Dona Francy, mãe de Mazé e proprietária de um bar a 100 metros do Castelão, relata que durante o megaevento, em dias de jogos, os moradores do Boa Vista não podiam atravessar para o Barroso, do outro lado da Av. Paulino Rocha, nem para o lado do Passaré. Seu Paulo Pinheiro, que mora no Barroso há 25 anos, disse que sua esposa “teve que levar o comprovante de residência até a barreira policial” para ele poder chegar em casa. Que estado de exceção é esse que vivemos e legitimamos? Muitos dão de ombros porque essa exceção não recai sobre eles, mas sobre os pobres, os oprimidos, os despossuídos. Aos insensíveis que não se solidarizam com a miséria alheia, com a violência social da desigualdade, peço a leitura do pequenino e visceral poema Intertexto, de Bertold Brecht, que finaliza assim: “agora estão me levando, mas já é tarde, como não me importei com ninguém, ninguém se importa comigo”.
Para o integrante do Comitê Popular da Copa, Roger Pires, apesar das principais violações do evento terem sido relativas ao direito à moradia e às zonas de exclusão (que impediu o livre ir e vir), o torneio levantou uma série de outras questões que precisam ser discutidas, como o cerceamento do direito ao trabalho, com vários ambulantes sendo proibidos de trabalhar por exigência dos patrocinadores da Fifa; o aumento da exploração sexual infantil; o pouquíssimo acesso às informações com os gastos públicos para o megaevento; e a comercialização de cerveja dentro das arenas, que até então era proibida pelo Estatuto do Torcedor (aqui não há nenhuma questão moralista com o consumo de álcool nos estádios. O que se traz à tona é o privilégio de uma corporação empresarial sobre o direito social, uma vez que a venda só foi liberada durante a Copa e somente porque a Budweiser, marca de cerveja estadunidense, era uma das patrocinadoras do evento).

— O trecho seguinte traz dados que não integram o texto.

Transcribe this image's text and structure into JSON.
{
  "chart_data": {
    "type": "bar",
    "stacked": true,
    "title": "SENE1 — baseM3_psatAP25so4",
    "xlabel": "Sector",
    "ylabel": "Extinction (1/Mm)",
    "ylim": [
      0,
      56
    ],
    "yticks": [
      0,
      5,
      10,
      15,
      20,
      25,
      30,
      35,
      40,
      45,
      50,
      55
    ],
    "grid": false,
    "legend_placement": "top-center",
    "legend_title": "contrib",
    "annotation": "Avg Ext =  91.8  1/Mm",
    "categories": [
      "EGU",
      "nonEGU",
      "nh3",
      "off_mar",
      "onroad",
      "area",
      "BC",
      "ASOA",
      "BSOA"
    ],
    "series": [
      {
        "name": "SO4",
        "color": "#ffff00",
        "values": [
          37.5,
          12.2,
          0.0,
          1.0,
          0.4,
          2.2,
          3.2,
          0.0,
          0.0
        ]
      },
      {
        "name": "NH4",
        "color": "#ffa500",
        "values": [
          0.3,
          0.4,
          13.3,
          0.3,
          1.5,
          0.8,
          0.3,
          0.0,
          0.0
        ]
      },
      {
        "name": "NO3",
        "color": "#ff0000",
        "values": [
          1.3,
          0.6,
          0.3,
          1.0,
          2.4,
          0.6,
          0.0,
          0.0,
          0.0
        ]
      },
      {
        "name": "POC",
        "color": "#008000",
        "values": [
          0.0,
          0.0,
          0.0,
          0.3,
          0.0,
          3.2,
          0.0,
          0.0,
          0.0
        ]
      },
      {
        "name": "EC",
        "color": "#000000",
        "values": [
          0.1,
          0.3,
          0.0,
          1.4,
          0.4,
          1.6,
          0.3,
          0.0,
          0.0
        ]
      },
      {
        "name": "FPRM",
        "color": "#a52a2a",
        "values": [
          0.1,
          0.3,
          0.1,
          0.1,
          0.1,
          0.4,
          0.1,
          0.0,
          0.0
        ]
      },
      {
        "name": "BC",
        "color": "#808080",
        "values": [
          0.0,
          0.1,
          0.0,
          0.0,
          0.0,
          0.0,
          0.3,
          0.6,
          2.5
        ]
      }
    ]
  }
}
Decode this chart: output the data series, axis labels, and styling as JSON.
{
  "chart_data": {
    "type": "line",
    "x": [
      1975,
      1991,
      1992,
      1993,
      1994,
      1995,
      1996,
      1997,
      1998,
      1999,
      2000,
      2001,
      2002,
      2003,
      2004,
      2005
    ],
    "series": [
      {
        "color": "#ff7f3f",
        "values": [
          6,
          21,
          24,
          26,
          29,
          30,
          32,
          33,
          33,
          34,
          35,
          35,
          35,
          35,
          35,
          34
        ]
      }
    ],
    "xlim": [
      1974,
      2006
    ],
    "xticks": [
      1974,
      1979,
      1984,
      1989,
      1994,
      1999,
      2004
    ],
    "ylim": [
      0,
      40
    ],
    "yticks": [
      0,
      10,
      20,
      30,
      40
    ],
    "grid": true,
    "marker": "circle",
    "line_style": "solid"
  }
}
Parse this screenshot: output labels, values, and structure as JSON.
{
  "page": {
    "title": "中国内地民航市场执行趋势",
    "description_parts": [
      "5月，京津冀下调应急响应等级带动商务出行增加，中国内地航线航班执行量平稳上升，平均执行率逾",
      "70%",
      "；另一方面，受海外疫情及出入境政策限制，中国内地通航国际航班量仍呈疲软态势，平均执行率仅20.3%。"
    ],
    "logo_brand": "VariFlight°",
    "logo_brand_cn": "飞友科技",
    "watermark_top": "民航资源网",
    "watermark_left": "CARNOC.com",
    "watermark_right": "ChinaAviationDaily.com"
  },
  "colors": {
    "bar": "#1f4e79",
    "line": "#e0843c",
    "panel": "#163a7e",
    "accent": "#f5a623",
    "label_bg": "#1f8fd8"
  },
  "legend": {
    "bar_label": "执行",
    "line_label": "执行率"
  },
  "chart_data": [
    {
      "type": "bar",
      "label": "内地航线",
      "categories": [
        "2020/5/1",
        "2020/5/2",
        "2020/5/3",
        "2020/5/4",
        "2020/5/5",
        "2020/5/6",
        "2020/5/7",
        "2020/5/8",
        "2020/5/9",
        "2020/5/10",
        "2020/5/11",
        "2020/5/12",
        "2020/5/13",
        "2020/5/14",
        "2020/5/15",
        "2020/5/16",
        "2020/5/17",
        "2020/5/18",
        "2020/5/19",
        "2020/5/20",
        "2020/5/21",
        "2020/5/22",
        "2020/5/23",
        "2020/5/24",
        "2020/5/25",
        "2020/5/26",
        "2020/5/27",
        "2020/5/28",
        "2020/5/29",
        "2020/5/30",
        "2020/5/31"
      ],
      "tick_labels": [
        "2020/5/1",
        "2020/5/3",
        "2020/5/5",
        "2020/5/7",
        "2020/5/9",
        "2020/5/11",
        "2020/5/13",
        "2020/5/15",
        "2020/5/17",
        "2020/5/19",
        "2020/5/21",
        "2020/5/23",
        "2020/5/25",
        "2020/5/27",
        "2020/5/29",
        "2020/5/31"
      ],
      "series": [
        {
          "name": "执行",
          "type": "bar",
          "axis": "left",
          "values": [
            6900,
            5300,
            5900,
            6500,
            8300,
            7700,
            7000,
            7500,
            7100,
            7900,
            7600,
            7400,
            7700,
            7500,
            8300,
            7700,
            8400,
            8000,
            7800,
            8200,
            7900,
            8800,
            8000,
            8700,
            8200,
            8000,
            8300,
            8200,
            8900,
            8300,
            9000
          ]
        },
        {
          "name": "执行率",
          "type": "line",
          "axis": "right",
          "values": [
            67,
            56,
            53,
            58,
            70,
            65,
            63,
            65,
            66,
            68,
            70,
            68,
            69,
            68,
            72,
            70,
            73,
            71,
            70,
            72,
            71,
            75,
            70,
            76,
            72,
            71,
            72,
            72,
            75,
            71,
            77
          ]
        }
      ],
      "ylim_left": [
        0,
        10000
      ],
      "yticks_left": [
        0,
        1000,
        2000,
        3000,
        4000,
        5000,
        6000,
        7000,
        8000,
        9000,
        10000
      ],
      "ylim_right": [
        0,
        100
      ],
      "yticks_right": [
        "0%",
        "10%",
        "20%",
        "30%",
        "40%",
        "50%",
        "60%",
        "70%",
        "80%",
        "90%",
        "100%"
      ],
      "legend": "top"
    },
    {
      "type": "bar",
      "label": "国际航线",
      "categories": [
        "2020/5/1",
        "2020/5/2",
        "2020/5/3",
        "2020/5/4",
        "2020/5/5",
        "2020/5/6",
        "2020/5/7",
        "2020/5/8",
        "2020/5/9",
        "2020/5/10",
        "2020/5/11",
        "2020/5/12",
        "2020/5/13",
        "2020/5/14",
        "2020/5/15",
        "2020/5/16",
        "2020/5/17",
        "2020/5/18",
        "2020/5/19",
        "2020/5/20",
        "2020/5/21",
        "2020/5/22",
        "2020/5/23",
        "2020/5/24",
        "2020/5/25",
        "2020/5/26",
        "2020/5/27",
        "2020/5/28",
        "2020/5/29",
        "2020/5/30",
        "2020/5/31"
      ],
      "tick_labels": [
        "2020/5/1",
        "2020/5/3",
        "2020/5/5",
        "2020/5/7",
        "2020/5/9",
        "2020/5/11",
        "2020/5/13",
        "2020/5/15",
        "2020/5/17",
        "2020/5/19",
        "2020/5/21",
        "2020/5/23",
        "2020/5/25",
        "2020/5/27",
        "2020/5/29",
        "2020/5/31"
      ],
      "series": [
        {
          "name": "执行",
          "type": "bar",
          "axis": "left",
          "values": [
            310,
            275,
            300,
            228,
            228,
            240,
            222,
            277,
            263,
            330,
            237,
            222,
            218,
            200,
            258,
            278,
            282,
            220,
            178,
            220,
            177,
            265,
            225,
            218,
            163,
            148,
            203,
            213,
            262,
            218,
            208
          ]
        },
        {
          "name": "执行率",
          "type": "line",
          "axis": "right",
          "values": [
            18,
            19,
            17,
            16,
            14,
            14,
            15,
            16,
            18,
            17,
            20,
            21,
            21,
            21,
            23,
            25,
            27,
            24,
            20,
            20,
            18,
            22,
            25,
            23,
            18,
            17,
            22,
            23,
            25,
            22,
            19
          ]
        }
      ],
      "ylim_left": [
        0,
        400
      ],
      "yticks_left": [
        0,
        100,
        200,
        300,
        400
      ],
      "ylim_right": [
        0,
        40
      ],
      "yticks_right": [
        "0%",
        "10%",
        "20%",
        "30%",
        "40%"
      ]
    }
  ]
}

A advogada e integrante do Coletivo Flor de Urucum e do Comitê Popular da Copa, Patrícia Oliveira, ressalta que a Lei Geral da Copa, “no entendimento de muitos juristas, feriu a Constituição em vários pontos”, porque tal lei criou, prossegue ela, “a área de acesso restrito da Fifa, que deveria ter caráter de restrição de comércio, o que por si só é uma violação à livre iniciativa e ao direito ao trabalho, restringiu o direito de ir e vir de forma geral, impedindo até mesmo o acesso de advogados às delegacias próximas ao Castelão, criou crimes temporários, o que nunca havia ocorrido no regime democrático, proibiu o direito de manifestação através de cartazes, faixas ou mesmo blusas dentro dos estádios”.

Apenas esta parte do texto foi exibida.